Dados semanais divulgados por reguladores dos EUA mostraram que os investidores reduziram suas posições compradas em euros para o nível mais baixo em três meses durante a semana encerrada em 4 de junho, enquanto as posições vendidas contra o iene japonês ultrapassaram US$ 10 bilhões, de acordo com dados da LSEG.
O Comitê Federal de Mercado Aberto (FOMC) tem reunião marcada para a próxima semana, a primeira sob a presidência de Kevin Warsh. Atualmente, os mercados estimam em cerca de 50% a probabilidade de um aumento da taxa de juros até setembro, fator que, segundo analistas, pode limitar a compra excessiva de dólares no curto prazo.
Estrategistas do Barclays observaram que diversos desenvolvimentos futuros, incluindo mudanças no sentimento de risco, a possibilidade de um acordo entre EUA e Irã e a próxima reunião do Federal Reserve, podem limitar uma maior valorização do dólar no curto prazo.
Desenvolvimentos no Oriente Médio
Em um novo desdobramento no Oriente Médio, Israel anunciou que realizou ataques contra alvos militares no oeste e centro do Irã na segunda-feira, apesar de relatos sugerirem que o presidente dos EUA, Donald Trump, teria instado o primeiro-ministro israelense, Benjamin Netanyahu, a se abster de lançar novos ataques.
A escalada fez com que os preços do petróleo subissem cerca de 5%, aumentando as preocupações dos investidores num momento em que os mercados já enfrentavam uma forte correção nas ações de tecnologia com altas avaliações.
No momento da redação deste texto, o Bitcoin havia se recuperado para US$ 61.966. No entanto, a recuperação não resolve a principal questão que o mercado enfrenta: o Bitcoin está formando um fundo importante ou o movimento atual é apenas uma pausa temporária antes de uma nova queda?

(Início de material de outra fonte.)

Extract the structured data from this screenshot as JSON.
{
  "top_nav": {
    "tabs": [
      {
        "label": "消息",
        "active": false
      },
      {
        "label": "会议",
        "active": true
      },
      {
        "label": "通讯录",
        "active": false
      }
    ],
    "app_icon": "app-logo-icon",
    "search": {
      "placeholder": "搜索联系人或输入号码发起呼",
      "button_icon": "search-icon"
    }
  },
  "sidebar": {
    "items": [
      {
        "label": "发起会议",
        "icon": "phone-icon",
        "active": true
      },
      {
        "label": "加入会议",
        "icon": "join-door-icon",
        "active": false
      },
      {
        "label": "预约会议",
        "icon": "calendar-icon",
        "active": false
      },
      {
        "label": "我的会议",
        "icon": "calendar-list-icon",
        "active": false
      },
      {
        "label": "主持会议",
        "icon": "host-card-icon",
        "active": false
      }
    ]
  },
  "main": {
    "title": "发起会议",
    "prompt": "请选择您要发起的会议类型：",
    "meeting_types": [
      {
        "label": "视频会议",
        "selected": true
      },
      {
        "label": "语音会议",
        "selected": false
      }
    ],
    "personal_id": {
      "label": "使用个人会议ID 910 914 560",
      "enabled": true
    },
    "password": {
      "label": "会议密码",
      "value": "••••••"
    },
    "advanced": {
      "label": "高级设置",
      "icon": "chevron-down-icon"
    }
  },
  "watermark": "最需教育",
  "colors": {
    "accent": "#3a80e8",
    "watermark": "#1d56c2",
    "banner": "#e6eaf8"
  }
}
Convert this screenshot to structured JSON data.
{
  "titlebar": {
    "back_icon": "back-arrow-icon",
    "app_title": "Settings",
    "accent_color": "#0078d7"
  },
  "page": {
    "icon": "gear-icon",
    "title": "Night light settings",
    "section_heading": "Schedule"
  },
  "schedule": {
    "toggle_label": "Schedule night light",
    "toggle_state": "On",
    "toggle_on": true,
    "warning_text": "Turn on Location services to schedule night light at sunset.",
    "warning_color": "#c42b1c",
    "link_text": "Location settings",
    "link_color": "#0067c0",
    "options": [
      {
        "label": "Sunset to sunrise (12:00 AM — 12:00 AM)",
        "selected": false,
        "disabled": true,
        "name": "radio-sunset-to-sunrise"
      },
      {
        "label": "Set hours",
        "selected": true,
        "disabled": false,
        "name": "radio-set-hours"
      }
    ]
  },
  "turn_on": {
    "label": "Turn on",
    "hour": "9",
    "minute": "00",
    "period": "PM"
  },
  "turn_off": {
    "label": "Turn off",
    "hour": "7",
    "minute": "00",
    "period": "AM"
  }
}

A média móvel exponencial de 200 semanas continua sendo um dos indicadores de longo prazo mais observados pelos traders de Bitcoin. O analista Michael van de Poppe observou que o Bitcoin formou fundos importantes perto desse nível na maioria dos ciclos de baixa anteriores, sendo 2022 a exceção mais notável.
Segundo o analista Dan Crypto Trades, a queda atual está entre as mais acentuadas da história do Bitcoin, tornando a estrutura atual do mercado particularmente difícil de interpretar. A faixa de preço atual é atrativa o suficiente para atrair compradores, mas a intensidade da pressão vendedora significa que uma recuperação rápida não pode ser dada como certa.
O analista acrescentou uma importante observação técnica, notando que, em casos anteriores em que o Bitcoin perdeu importantes níveis de suporte, os preços normalmente caíram rapidamente e permaneceram abaixo desses níveis por longos períodos.
Desta vez, porém, o Bitcoin conseguiu se manter próximo de sua mínima anterior, pelo menos por enquanto, abrindo caminho para uma estrutura de mercado diferente. Se os compradores continuarem defendendo essa área, o Bitcoin poderá começar a formar uma ampla faixa de negociação entre aproximadamente US$ 60.000 e US$ 80.000.
Embora essa amplitude não confirme imediatamente uma reversão de alta, sugere que os vendedores estão tendo dificuldades para levar o mercado a uma queda mais acentuada.